El hombre no es un creyente genuino y carece de valores fijos cuando confía en sí mismo y en los hombres. Cuando confiamos en el hombre, no somos salvos. El hombre, por su naturaleza pecaminosa, es engreído, orgulloso y egoísta. Por eso tantas traiciones y dolor, por confiar más en los hombres y no en Dios.

Salmos 40:1-4 (RV1960) “Pacientemente esperé a Jehová, y se inclinó a mí, y oyó mi clamor. Y me hizo sacar del pozo de la desesperación, del lodo cenagoso; puso mis pies sobre peña, y enderezó mis pasos. 3 Puso luego en mi boca cántico nuevo, alabanza a nuestro Dios. Verán esto muchos, y temerán, y confiarán en Jehová. 4 Bienaventurado el hombre que puso en Jehová su confianza, Y no mira a los soberbios, ni a los que se desvían tras la mentira. 5 Has aumentado, oh Jehová Dios mío, tus maravillas; y tus pensamientos para con nosotros, no es posible contarlos ante ti. Si yo anunciare y hablare de ellos, no pueden ser enumerados”.

No importa tu problema y desesperación, te desafío a que te metas con Dios y los busques de corazón, a que le des la oportunidad de cambiar tu circunstancia. Empieza a confiar en Él, empieza a morir a tu sabiduría y a tu ´yo´.

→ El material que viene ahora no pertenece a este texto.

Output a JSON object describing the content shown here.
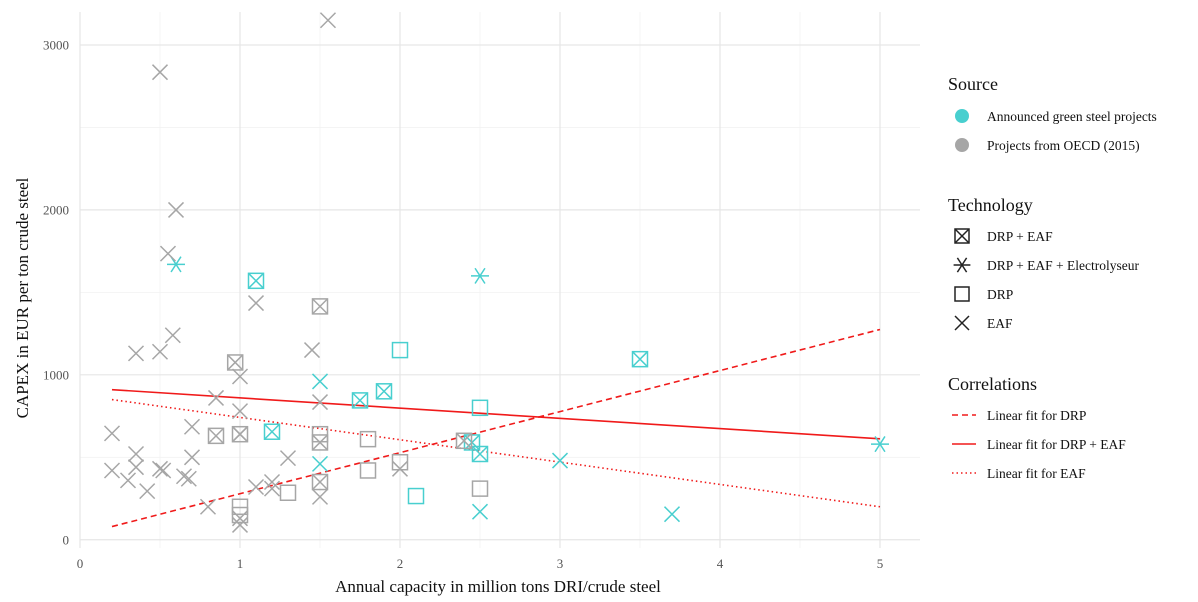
{
  "chart_data": {
    "type": "scatter",
    "xlabel": "Annual capacity in million tons DRI/crude steel",
    "ylabel": "CAPEX in EUR per ton crude steel",
    "xlim": [
      0,
      5.25
    ],
    "ylim": [
      -50,
      3200
    ],
    "x_ticks": [
      0,
      1,
      2,
      3,
      4,
      5
    ],
    "y_ticks": [
      0,
      1000,
      2000,
      3000
    ],
    "grid": true,
    "legend_position": "right",
    "colors": {
      "green": "#48CFCF",
      "oecd": "#A6A6A6",
      "fit": "#F01A1A"
    },
    "legend": {
      "source": {
        "title": "Source",
        "items": [
          {
            "label": "Announced green steel projects",
            "color": "#48CFCF"
          },
          {
            "label": "Projects from OECD (2015)",
            "color": "#A6A6A6"
          }
        ]
      },
      "technology": {
        "title": "Technology",
        "items": [
          {
            "label": "DRP + EAF",
            "shape": "boxx"
          },
          {
            "label": "DRP + EAF + Electrolyseur",
            "shape": "asterisk"
          },
          {
            "label": "DRP",
            "shape": "square"
          },
          {
            "label": "EAF",
            "shape": "cross"
          }
        ]
      },
      "correlations": {
        "title": "Correlations",
        "items": [
          {
            "label": "Linear fit for DRP",
            "dash": "dashed"
          },
          {
            "label": "Linear fit for DRP + EAF",
            "dash": "solid"
          },
          {
            "label": "Linear fit for EAF",
            "dash": "dotted"
          }
        ]
      }
    },
    "series": [
      {
        "name": "Announced green steel projects",
        "technology": "DRP + EAF",
        "shape": "boxx",
        "color": "#48CFCF",
        "points": [
          [
            1.1,
            1570
          ],
          [
            1.2,
            655
          ],
          [
            1.75,
            845
          ],
          [
            1.9,
            900
          ],
          [
            2.45,
            590
          ],
          [
            2.5,
            520
          ],
          [
            3.5,
            1095
          ]
        ]
      },
      {
        "name": "Announced green steel projects",
        "technology": "DRP + EAF + Electrolyseur",
        "shape": "asterisk",
        "color": "#48CFCF",
        "points": [
          [
            0.6,
            1670
          ],
          [
            2.5,
            1600
          ],
          [
            5.0,
            580
          ]
        ]
      },
      {
        "name": "Announced green steel projects",
        "technology": "DRP",
        "shape": "square",
        "color": "#48CFCF",
        "points": [
          [
            2.0,
            1150
          ],
          [
            2.1,
            265
          ],
          [
            2.5,
            800
          ]
        ]
      },
      {
        "name": "Announced green steel projects",
        "technology": "EAF",
        "shape": "cross",
        "color": "#48CFCF",
        "points": [
          [
            1.5,
            960
          ],
          [
            1.5,
            460
          ],
          [
            2.5,
            170
          ],
          [
            3.0,
            480
          ],
          [
            3.7,
            155
          ]
        ]
      },
      {
        "name": "Projects from OECD (2015)",
        "technology": "DRP + EAF",
        "shape": "boxx",
        "color": "#A6A6A6",
        "points": [
          [
            0.85,
            630
          ],
          [
            0.97,
            1075
          ],
          [
            1.0,
            640
          ],
          [
            1.5,
            1415
          ],
          [
            1.5,
            590
          ],
          [
            1.5,
            350
          ],
          [
            2.4,
            600
          ]
        ]
      },
      {
        "name": "Projects from OECD (2015)",
        "technology": "DRP",
        "shape": "square",
        "color": "#A6A6A6",
        "points": [
          [
            1.0,
            200
          ],
          [
            1.0,
            150
          ],
          [
            1.3,
            285
          ],
          [
            1.5,
            640
          ],
          [
            1.8,
            610
          ],
          [
            1.8,
            420
          ],
          [
            2.0,
            470
          ],
          [
            2.5,
            310
          ]
        ]
      },
      {
        "name": "Projects from OECD (2015)",
        "technology": "EAF",
        "shape": "cross",
        "color": "#A6A6A6",
        "points": [
          [
            0.2,
            645
          ],
          [
            0.2,
            420
          ],
          [
            0.3,
            360
          ],
          [
            0.35,
            1130
          ],
          [
            0.35,
            520
          ],
          [
            0.35,
            440
          ],
          [
            0.42,
            295
          ],
          [
            0.5,
            2835
          ],
          [
            0.5,
            1140
          ],
          [
            0.5,
            430
          ],
          [
            0.52,
            420
          ],
          [
            0.55,
            1735
          ],
          [
            0.58,
            1240
          ],
          [
            0.6,
            2000
          ],
          [
            0.65,
            385
          ],
          [
            0.68,
            370
          ],
          [
            0.7,
            685
          ],
          [
            0.7,
            500
          ],
          [
            0.8,
            200
          ],
          [
            0.85,
            860
          ],
          [
            1.0,
            990
          ],
          [
            1.0,
            780
          ],
          [
            1.0,
            640
          ],
          [
            1.0,
            130
          ],
          [
            1.0,
            90
          ],
          [
            1.1,
            1435
          ],
          [
            1.1,
            320
          ],
          [
            1.2,
            350
          ],
          [
            1.2,
            310
          ],
          [
            1.3,
            495
          ],
          [
            1.45,
            1150
          ],
          [
            1.5,
            835
          ],
          [
            1.5,
            260
          ],
          [
            1.55,
            3150
          ],
          [
            2.0,
            430
          ]
        ]
      }
    ],
    "fits": [
      {
        "name": "Linear fit for DRP",
        "dash": "dashed",
        "x": [
          0.2,
          5.0
        ],
        "y": [
          80,
          1275
        ]
      },
      {
        "name": "Linear fit for DRP + EAF",
        "dash": "solid",
        "x": [
          0.2,
          5.0
        ],
        "y": [
          910,
          612
        ]
      },
      {
        "name": "Linear fit for EAF",
        "dash": "dotted",
        "x": [
          0.2,
          5.0
        ],
        "y": [
          850,
          200
        ]
      }
    ]
  }
}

Tenemos que demostrar que tenemos confianza en Dios, esa confianza hará que nuestra familia y amigos vengan a los pies del Señor

Hebreos 10:35-37 (RV1960) “No perdáis, pues, vuestra confianza, que tiene grande galardón; 36 porque os es necesaria la paciencia, para que habiendo hecho la voluntad de Dios, obtengáis la promesa. 37 Porque aún un poquito, y el que ha de venir vendrá, y no tardará”.

La confianza nos mete en el sistema de la paciencia, la paciencia en el esperar en Dios, y el esperar en Dios nos mete en la promesa. Lo primero que nos delata, es el desesperarnos, con ello demostramos que no confiamos en Dios. La desesperación es la señal.

La confianza en Dios provoca los de repentes.  

La desesperación trae duda y la duda es sinónimo de desconfianza. Cuando dudamos, estamos desconfiando. Si Dios te lo dijo, si Su palabra lo dice, solamente confía. Muchos creyentes se han apartado, cayendo con los dardos de Satanás y accediendo a la duda. Aunque digamos que tenemos fe, debemos más bien preguntarnos, si tenemos confianza, porque son dos cosas diferentes.

La fe es la convicción de lo que esperamos y la certeza de lo que no se ve. Con la confianza no tenemos que esperar las cosas, porque ya las tenemos, celebrando porque ya está nuestras manos.

Proverbios 28:25 (RV1960) “El altivo de ánimo suscita contiendas; más el que confía en Jehová prosperará”.

Proverbios 29:25 (RV1960) “El temor del hombre pondrá lazo; más el que confía en Jehová será exaltado”.

Salmos 84:12 (RV1960) “… Dichoso el hombre que en ti confía”.

Jeremías 17: 7-10 (RV1960) “Bendito el varón que confía en Jehová, y cuya confianza es Jehová. 8 Porque será como el árbol plantado junto a las aguas, que junto a la corriente echará sus raíces, y no verá cuando viene el calor, sino que su hoja estará verde; y en el año de sequía no se fatigará, ni dejará de dar fruto. 9 Engañoso es el corazón más que todas las cosas, y perverso; ¿quién lo conocerá?”.

Cuando confías en Dios, la verdad camina contigo. Más cuando confías en el hombre, caminas en la verdad del hombre, por eso tantos problemas.

 

Salmos 37:3-5 (RV1960) “Confía en Jehová, y haz el bien; y habitarás en la tierra, y te apacentarás de la verdad. Deléitate asimismo en Jehová, y Él te concederá las peticiones de tu corazón. Encomienda a Jehová tu camino, y confía en él; y Él hará”.

Mientras más confiemos en Dios, viviremos mejor.